Table 2.
Methodological quality of cohort studies included in the meta-analysis*.
| First author, publication year | Representativeness of the exposed cohort | Selection of the unexposed cohort | Ascertainment of exposure | Outcome of interest not present at start of study | Control for important factor or additional factor† | Assessment of outcome | Follow-up long enough for outcomes to occur‡ | Adequacy of follow-up of cohorts§ | Quality |
|---|---|---|---|---|---|---|---|---|---|
| McBane et al. (2016) | ☆ | ☆ | ☆ | ☆ | ☆ | ☆ | ☆ | ☆ | Low risk of bias |
| Angelini et al. (2018) | ☆ | ☆ | ☆ | ☆ | ☆ | ☆ | — | ☆ | Moderate risk of bias |
| Ageno et al. (2016) | ☆ | ☆ | ☆ | ☆ | ☆☆ | — | ☆ | ☆ | Low risk of bias |
*A study could be awarded a maximum of one star for each item except for the item control for important factor or additional factor.
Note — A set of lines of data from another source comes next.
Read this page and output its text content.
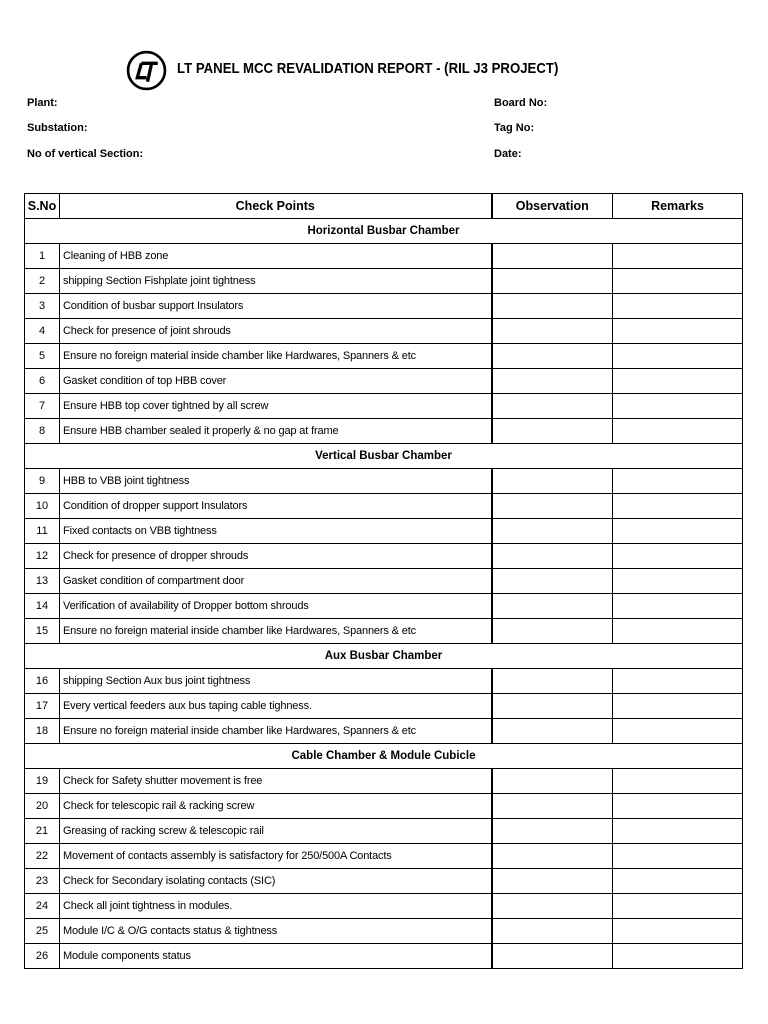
LT PANEL MCC REVALIDATION REPORT - (RIL J3 PROJECT)
Plant:
Substation:
No of vertical Section:
Board No:
Tag No:
Date:
S.No	Check Points	Observation	Remarks
Horizontal Busbar Chamber			
1	Cleaning of HBB zone		
2	shipping Section Fishplate joint tightness		
3	Condition of busbar support Insulators		
4	Check for presence of joint shrouds		
5	Ensure no foreign material inside chamber like Hardwares, Spanners & etc		
6	Gasket condition of top HBB cover		
7	Ensure HBB top cover tightned by all screw		
8	Ensure HBB chamber sealed it properly & no gap at frame		
Vertical Busbar Chamber			
9	HBB to VBB joint tightness		
10	Condition of dropper support Insulators		
11	Fixed contacts on VBB tightness		
12	Check for presence of dropper shrouds		
13	Gasket condition of compartment door		
14	Verification of availability of Dropper bottom shrouds		
15	Ensure no foreign material inside chamber like Hardwares, Spanners & etc		
Aux Busbar Chamber			
16	shipping Section Aux bus joint tightness		
17	Every vertical feeders aux bus taping cable tighness.		
18	Ensure no foreign material inside chamber like Hardwares, Spanners & etc		
Cable Chamber & Module Cubicle			
19	Check for Safety shutter movement is free		
20	Check for telescopic rail & racking screw		
21	Greasing of racking screw & telescopic rail		
22	Movement of contacts assembly is satisfactory for 250/500A Contacts		
23	Check for Secondary isolating contacts (SIC)		
24	Check all joint tightness in modules.		
25	Module I/C & O/G contacts status & tightness		
26	Module components status		
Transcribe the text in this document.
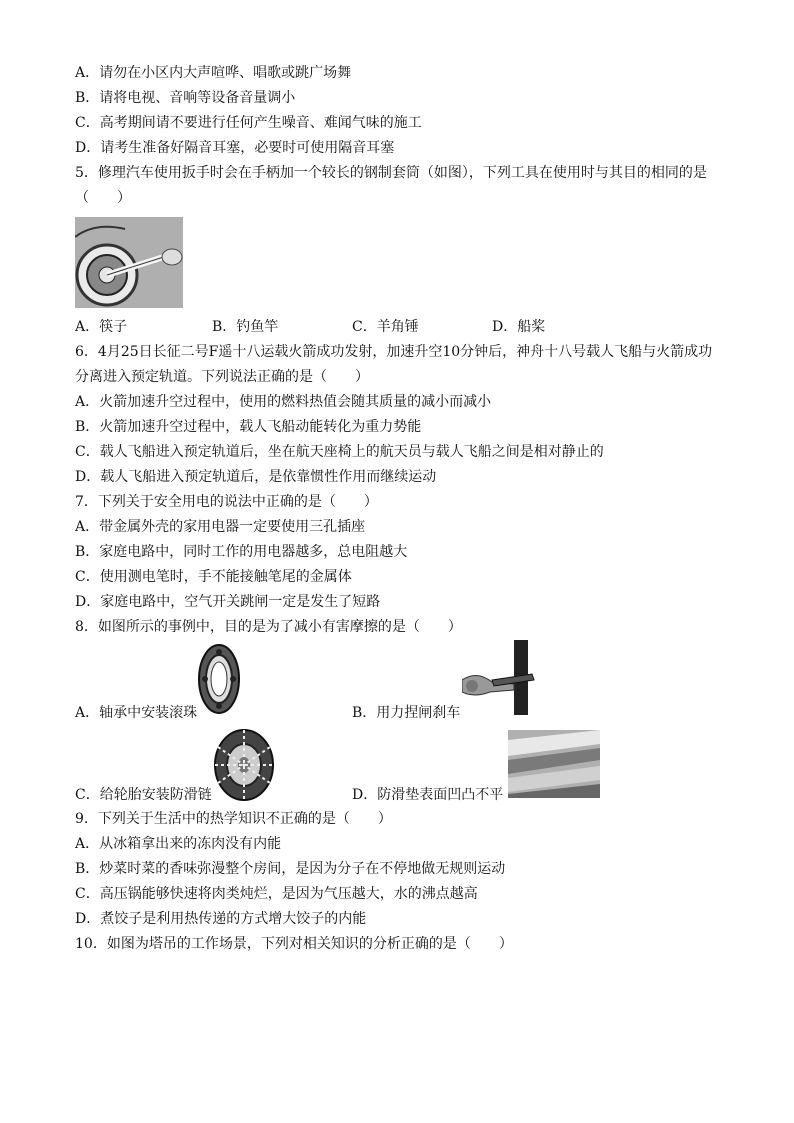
A．请勿在小区内大声喧哗、唱歌或跳广场舞
B．请将电视、音响等设备音量调小
C．高考期间请不要进行任何产生噪音、难闻气味的施工
D．请考生准备好隔音耳塞，必要时可使用隔音耳塞
5．修理汽车使用扳手时会在手柄加一个较长的钢制套筒（如图），下列工具在使用时与其目的相同的是
（　　）
A．筷子	B．钓鱼竿	C．羊角锤	D．船桨
6．4月25日长征二号F遥十八运载火箭成功发射，加速升空10分钟后，神舟十八号载人飞船与火箭成功
分离进入预定轨道。下列说法正确的是（　　）
A．火箭加速升空过程中，使用的燃料热值会随其质量的减小而减小
B．火箭加速升空过程中，载人飞船动能转化为重力势能
C．载人飞船进入预定轨道后，坐在航天座椅上的航天员与载人飞船之间是相对静止的
D．载人飞船进入预定轨道后，是依靠惯性作用而继续运动
7．下列关于安全用电的说法中正确的是（　　）
A．带金属外壳的家用电器一定要使用三孔插座
B．家庭电路中，同时工作的用电器越多，总电阻越大
C．使用测电笔时，手不能接触笔尾的金属体
D．家庭电路中，空气开关跳闸一定是发生了短路
8．如图所示的事例中，目的是为了减小有害摩擦的是（　　）
A．轴承中安装滚珠	B．用力捏闸刹车
C．给轮胎安装防滑链	D．防滑垫表面凹凸不平
9．下列关于生活中的热学知识不正确的是（　　）
A．从冰箱拿出来的冻肉没有内能
B．炒菜时菜的香味弥漫整个房间，是因为分子在不停地做无规则运动
C．高压锅能够快速将肉类炖烂，是因为气压越大，水的沸点越高
D．煮饺子是利用热传递的方式增大饺子的内能
10．如图为塔吊的工作场景，下列对相关知识的分析正确的是（　　）
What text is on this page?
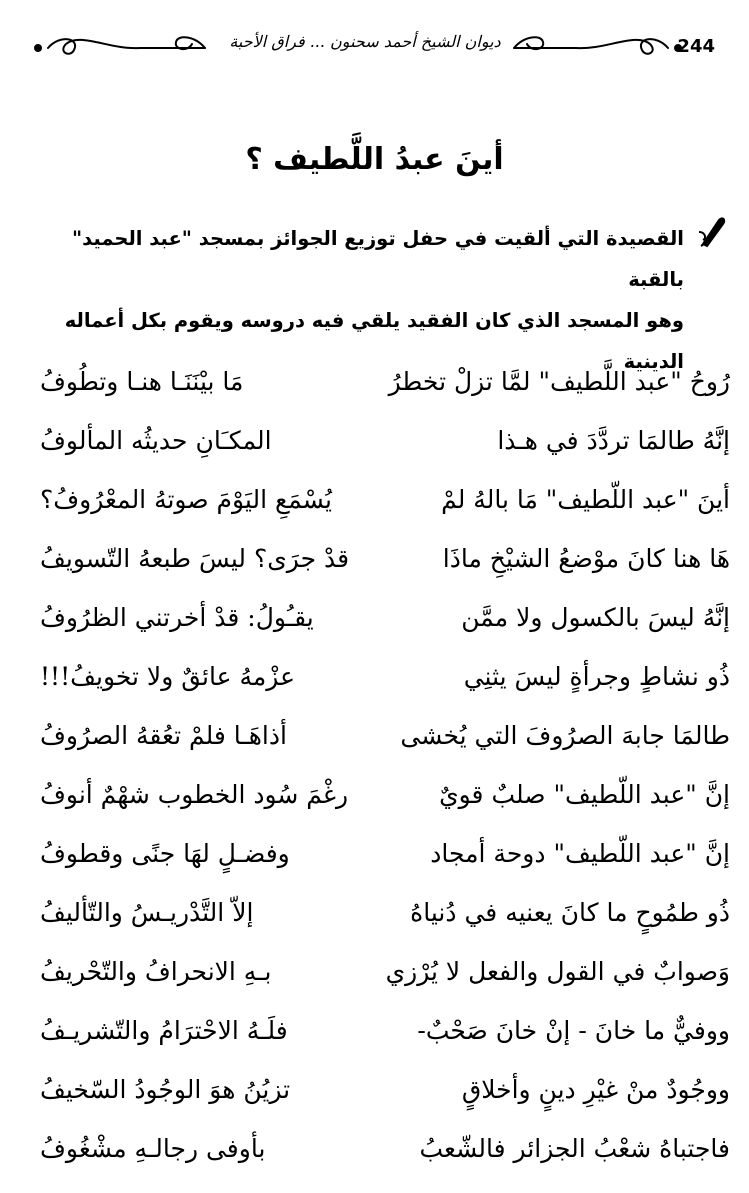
ديوان الشيخ أحمد سحنون ... فراق الأحبة	244
أينَ عبدُ اللَّطيف ؟
القصيدة التي ألقيت في حفل توزيع الجوائز بمسجد "عبد الحميد" بالقبة
وهو المسجد الذي كان الفقيد يلقي فيه دروسه ويقوم بكل أعماله الدينية
رُوحُ "عبد اللَّطيف" لمَّا تزلْ تخطرُ
مَا بيْنَنَـا هنـا وتطُوفُ
إنَّهُ طالمَا تردَّدَ في هـذا
المكـَانِ حديثُه المألوفُ
أينَ "عبد اللّطيف" مَا بالهُ لمْ
يُسْمَعِ اليَوْمَ صوتهُ المعْرُوفُ؟
هَا هنا كانَ موْضعُ الشيْخِ ماذَا
قدْ جرَى؟ ليسَ طبعهُ التّسويفُ
إنَّهُ ليسَ بالكسول ولا ممَّن
يقـُولُ: قدْ أخرتني الظرُوفُ
ذُو نشاطٍ وجرأةٍ ليسَ يثنِي
عزْمهُ عائقٌ ولا تخويفُ!!!
طالمَا جابهَ الصرُوفَ التي يُخشى
أذاهَـا فلمْ تعُقهُ الصرُوفُ
إنَّ "عبد اللّطيف" صلبٌ قويٌ
رغْمَ سُود الخطوب شهْمٌ أنوفُ
إنَّ "عبد اللّطيف" دوحة أمجاد
وفضـلٍ لهَا جنًى وقطوفُ
ذُو طمُوحٍ ما كانَ يعنيه في دُنياهُ
إلاّ التَّدْريـسُ والتّأليفُ
وَصوابٌ في القول والفعل لا يُرْزي
بـهِ الانحرافُ والتّحْريفُ
ووفيٌّ ما خانَ - إنْ خانَ صَحْبٌ-
فلَـهُ الاحْترَامُ والتّشريـفُ
ووجُودٌ منْ غيْرِ دينٍ وأخلاقٍ
تزيُنُ هوَ الوجُودُ السّخيفُ
فاجتباهُ شعْبُ الجزائر فالشّعبُ
بأوفى رجالـهِ مشْغُوفُ
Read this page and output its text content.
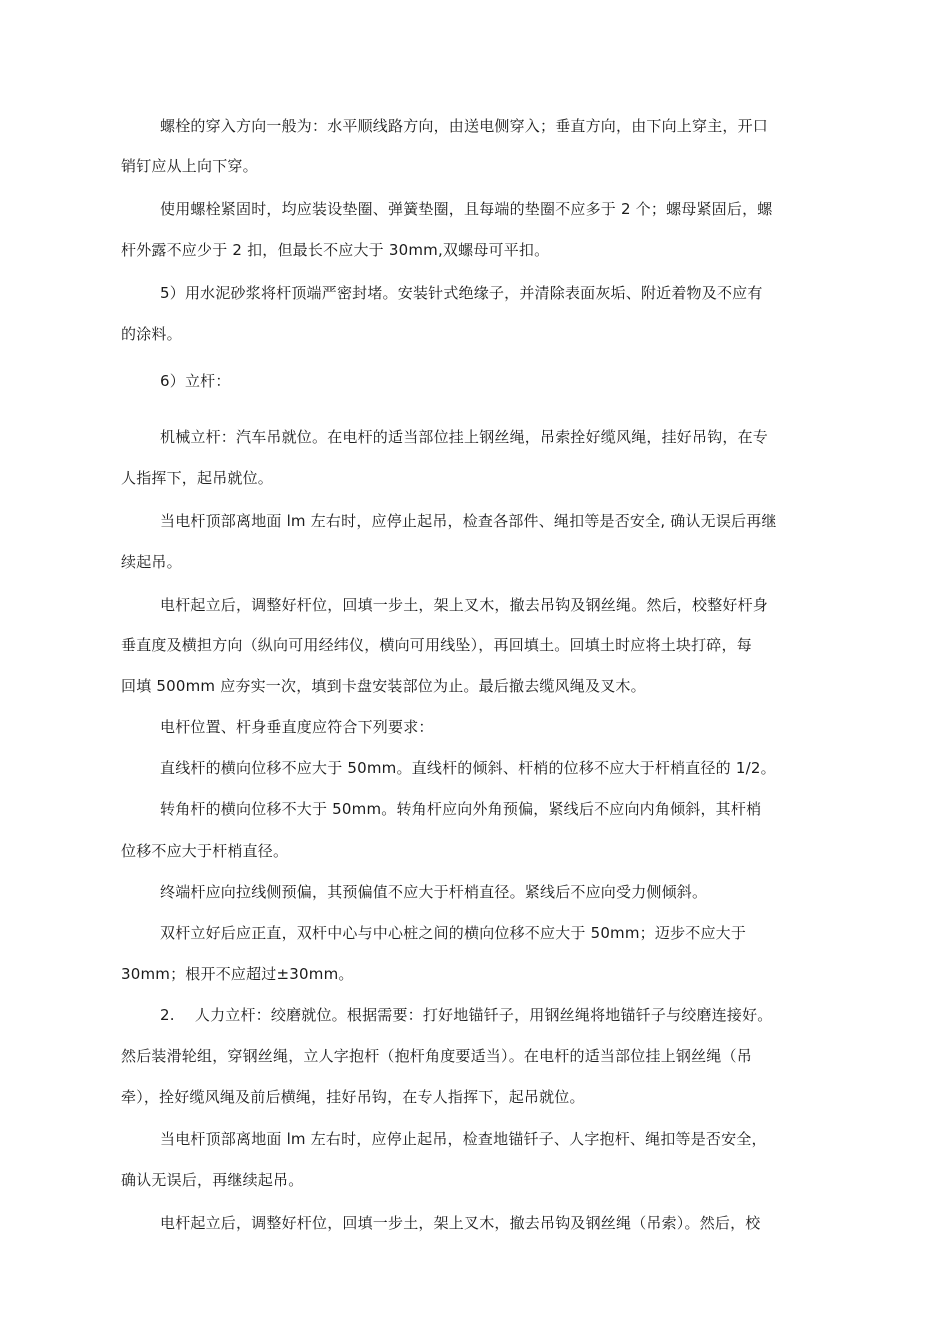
螺栓的穿入方向一般为：水平顺线路方向，由送电侧穿入；垂直方向，由下向上穿主，开口
销钉应从上向下穿。
使用螺栓紧固时，均应装设垫圈、弹簧垫圈，且每端的垫圈不应多于 2 个；螺母紧固后，螺
杆外露不应少于 2 扣，但最长不应大于 30mm,双螺母可平扣。
5）用水泥砂浆将杆顶端严密封堵。安装针式绝缘子，并清除表面灰垢、附近着物及不应有
的涂料。
6）立杆：
机械立杆：汽车吊就位。在电杆的适当部位挂上钢丝绳，吊索拴好缆风绳，挂好吊钩，在专
人指挥下，起吊就位。
当电杆顶部离地面 lm 左右时，应停止起吊，检查各部件、绳扣等是否安全, 确认无误后再继
续起吊。
电杆起立后，调整好杆位，回填一步土，架上叉木，撤去吊钩及钢丝绳。然后，校整好杆身
垂直度及横担方向（纵向可用经纬仪，横向可用线坠），再回填土。回填土时应将土块打碎，每
回填 500mm 应夯实一次，填到卡盘安装部位为止。最后撤去缆风绳及叉木。
电杆位置、杆身垂直度应符合下列要求：
直线杆的横向位移不应大于 50mm。直线杆的倾斜、杆梢的位移不应大于杆梢直径的 1/2。
转角杆的横向位移不大于 50mm。转角杆应向外角预偏，紧线后不应向内角倾斜，其杆梢
位移不应大于杆梢直径。
终端杆应向拉线侧预偏，其预偏值不应大于杆梢直径。紧线后不应向受力侧倾斜。
双杆立好后应正直，双杆中心与中心桩之间的横向位移不应大于 50mm；迈步不应大于
30mm；根开不应超过±30mm。
2.　 人力立杆：绞磨就位。根据需要：打好地锚钎子，用钢丝绳将地锚钎子与绞磨连接好。
然后装滑轮组，穿钢丝绳，立人字抱杆（抱杆角度要适当）。在电杆的适当部位挂上钢丝绳（吊
牵），拴好缆风绳及前后横绳，挂好吊钩，在专人指挥下，起吊就位。
当电杆顶部离地面 lm 左右时，应停止起吊，检查地锚钎子、人字抱杆、绳扣等是否安全，
确认无误后，再继续起吊。
电杆起立后，调整好杆位，回填一步土，架上叉木，撤去吊钩及钢丝绳（吊索）。然后，校
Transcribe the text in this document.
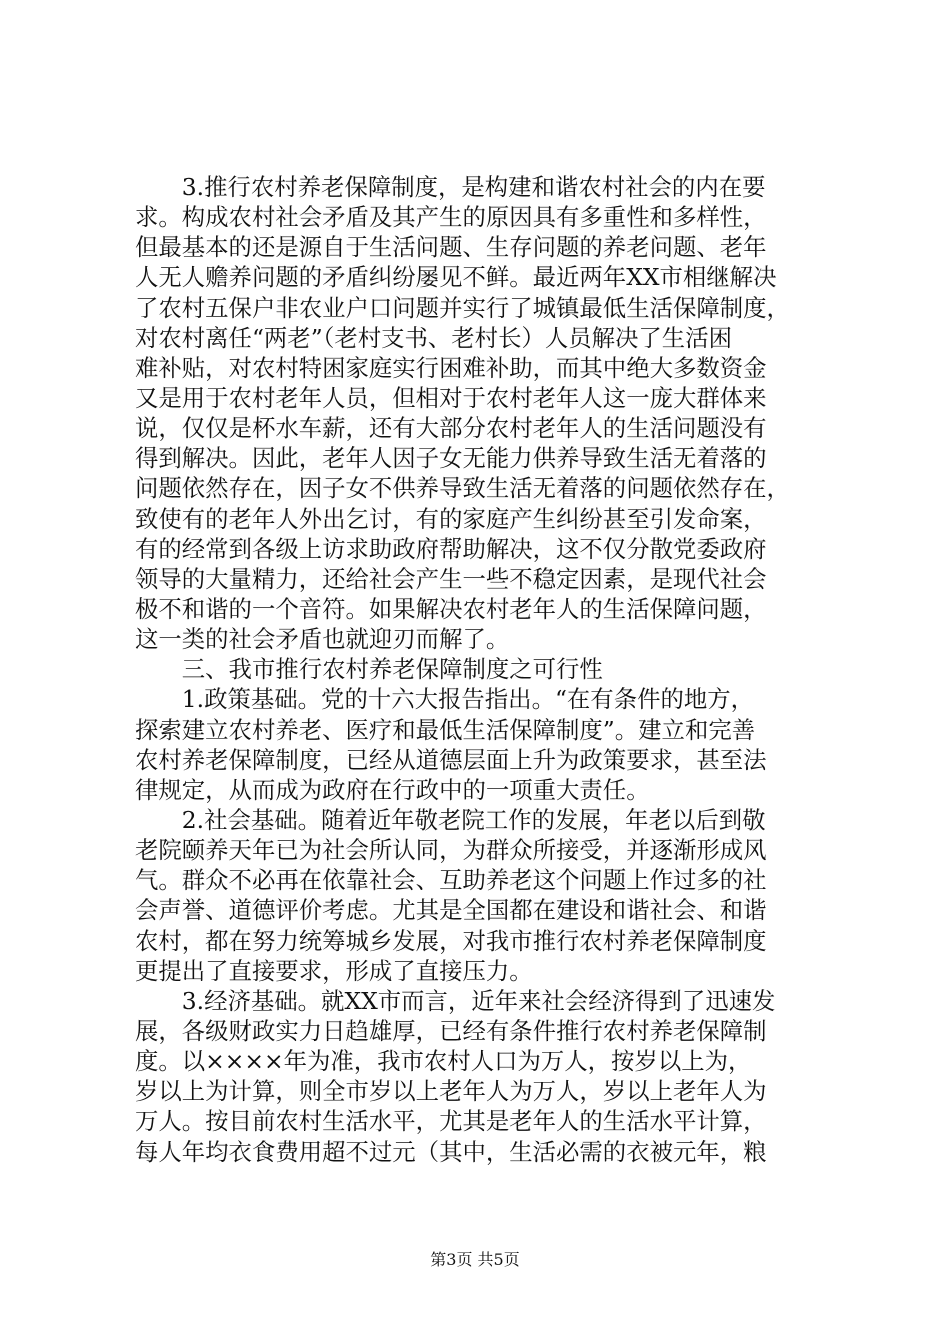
　　3.推行农村养老保障制度，是构建和谐农村社会的内在要
求。构成农村社会矛盾及其产生的原因具有多重性和多样性，
但最基本的还是源自于生活问题、生存问题的养老问题、老年
人无人赡养问题的矛盾纠纷屡见不鲜。最近两年XX市相继解决
了农村五保户非农业户口问题并实行了城镇最低生活保障制度，
对农村离任“两老”（老村支书、老村长）人员解决了生活困
难补贴，对农村特困家庭实行困难补助，而其中绝大多数资金
又是用于农村老年人员，但相对于农村老年人这一庞大群体来
说，仅仅是杯水车薪，还有大部分农村老年人的生活问题没有
得到解决。因此，老年人因子女无能力供养导致生活无着落的
问题依然存在，因子女不供养导致生活无着落的问题依然存在，
致使有的老年人外出乞讨，有的家庭产生纠纷甚至引发命案，
有的经常到各级上访求助政府帮助解决，这不仅分散党委政府
领导的大量精力，还给社会产生一些不稳定因素，是现代社会
极不和谐的一个音符。如果解决农村老年人的生活保障问题，
这一类的社会矛盾也就迎刃而解了。
　　三、我市推行农村养老保障制度之可行性
　　1.政策基础。党的十六大报告指出。“在有条件的地方，
探索建立农村养老、医疗和最低生活保障制度”。建立和完善
农村养老保障制度，已经从道德层面上升为政策要求，甚至法
律规定，从而成为政府在行政中的一项重大责任。
　　2.社会基础。随着近年敬老院工作的发展，年老以后到敬
老院颐养天年已为社会所认同，为群众所接受，并逐渐形成风
气。群众不必再在依靠社会、互助养老这个问题上作过多的社
会声誉、道德评价考虑。尤其是全国都在建设和谐社会、和谐
农村，都在努力统筹城乡发展，对我市推行农村养老保障制度
更提出了直接要求，形成了直接压力。
　　3.经济基础。就XX市而言，近年来社会经济得到了迅速发
展，各级财政实力日趋雄厚，已经有条件推行农村养老保障制
度。以××××年为准，我市农村人口为万人，按岁以上为，
岁以上为计算，则全市岁以上老年人为万人，岁以上老年人为
万人。按目前农村生活水平，尤其是老年人的生活水平计算，
每人年均衣食费用超不过元（其中，生活必需的衣被元年，粮
第3页 共5页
The definition/explanation of each column of the Newcastle–Ottawa scale is available from http://www.ohri.ca/programs/clinical_epidemiology/oxford.asp.
†A maximum of two stars could be awarded for this item. Studies that controlled for anticoagulation treatment for at least 3 months received one star, whereas studies that controlled for other important confounders received an additional star.
‡A cohort study with a follow-up time >6 months was assigned one star.
§A cohort study with a follow-up rate >75% was assigned one star.